Schickes Ende

Die Welt geht unter. Corona ist nur der Vorbote. Wenn selbst die Modebranche sich der Apokalypse verschreibt, ist das ein todsicheres Zeichen.

„Das Licht, das doppelt so hell brennt, brennt eben nur halb so lang.“
Die beschwichtigende Formel aus Ridley Scotts dystopischem Science-Fiction-Film Blade Runner von 1982 gilt einem sogenannten Replikanten – ein künstlich erschaffener, menschenähnlicher Android mit eingebautem Haltbarkeitsdatum. Es ließe sich aber genauso gut auf die Haltbarkeit von Mode oder die Menschheit übertragen. Verglichen mit den meisten anderen Lebewesen verweilt unsere Spezies erst kurz auf der Erde – und wie es aussieht, nicht mehr allzu lange – doch in dieser kurzen Zeit hat sie das Gesicht der Erde stärker verändert als jede andere biologische Art. Der drohende Untergang der menschlichen Episode zieht sich durch die Geschichte: Religion, Film, Kunst und Literatur überschlagen sich seit je her mit Endzeitszenarien.

Nun widmet sich auch die sonst eher von Optimismus und Parallelweltexistenz geprägte Modebranche dem Untergangs-Genre. Das reicht von langlebiger, luftiger und zeitloser „Corona-Mode“, die der Höllenfahrt zumindest das Tempo nehmen möchte, über Social-Distancing-kompatible Einzelkämpfer- und Survival-Outfits, die uns das Ende des Kuschelzeitalters prophezeien und Pandemien zum künftigen Normalzustand erklären, und religiös inspirierten Entwürfen wie bei Simone Rocha, die ein lilafarbenes Kleid mit dem Namen eines Heiligen bestickte, der das Weltende vorhersagte (nicht als Kalenderjahr, sondern als Papstfolge – demnach würde der amtierende Papst zugleich der letzte sein) bis zum Sintflut-Chique von Balenciaga, mit der Frau auch in Klimakatastrophenszenarien à la The Day After Tomorrow von Roland Emmerich eine gute, nein, eine sehr gute Figur abgäbe. Tatsächlich überflutete Balenciaga bei der Paris Fashion Week im Frühjahr 2020 den Laufsteg und die unteren Sitzreihen mit Wasser. Dazu kamen dunkle Wolken und Gewitter aus der Video-Konserve. Die Models trugen rote schienbeinlange Regenponchos, die sie wie Engel oder Teufel wirken ließen, bodenlange schwarze Roben, teils mit Kapuzen, die an finstere Mönche erinnerten und überbreite Kostümoberteile mit nach oben spitz zulaufenden Schultern, die schnell an Engelsflügel denken lassen – allesamt beliebte Zutaten für Apokalypse-Filme.

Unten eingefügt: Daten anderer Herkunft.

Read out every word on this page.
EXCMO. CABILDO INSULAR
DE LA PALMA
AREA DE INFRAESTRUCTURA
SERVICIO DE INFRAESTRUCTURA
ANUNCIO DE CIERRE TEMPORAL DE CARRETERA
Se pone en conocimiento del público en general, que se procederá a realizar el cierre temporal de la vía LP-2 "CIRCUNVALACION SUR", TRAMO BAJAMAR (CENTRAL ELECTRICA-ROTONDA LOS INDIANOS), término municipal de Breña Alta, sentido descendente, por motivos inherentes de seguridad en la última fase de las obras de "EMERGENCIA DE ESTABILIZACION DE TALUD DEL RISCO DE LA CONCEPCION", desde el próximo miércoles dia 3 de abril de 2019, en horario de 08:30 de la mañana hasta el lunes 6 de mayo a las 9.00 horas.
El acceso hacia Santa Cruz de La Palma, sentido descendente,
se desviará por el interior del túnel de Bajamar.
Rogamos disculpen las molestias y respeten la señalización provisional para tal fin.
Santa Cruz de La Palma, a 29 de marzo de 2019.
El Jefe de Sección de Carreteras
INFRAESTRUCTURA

Bei einigen Entwürfen des spanisch-französischen Designers Paco Rabanne hingen von den engen Kapuzen der Kleider mit orientalischer Anmutung Applikationen wie Teppichfransen über die Gesichter der Models. Das weckt Assoziationen mit islamischen Verhüllungsstyles wie Hidschab und Burka und veranlasst islamophobe Zeitgenossen vermutlich dazu, eine drohende (Kultur-)Apokalypse hineinzugeheimnissen. Erst recht, wenn sie im Alltag noch mit Schutzmasken kombiniert werden. Modisch beabsichtigt war wohl eher eine Anspielung auf die Maske als Schutz vor Krankheiten – nicht vor Blicken. Egal welche Endzeitszenarien dem Betrachter durch den Kopf spuken, die Message der Modemacher ist klar: Wenn die Welt schon untergehen muss, dann nur mit Stil.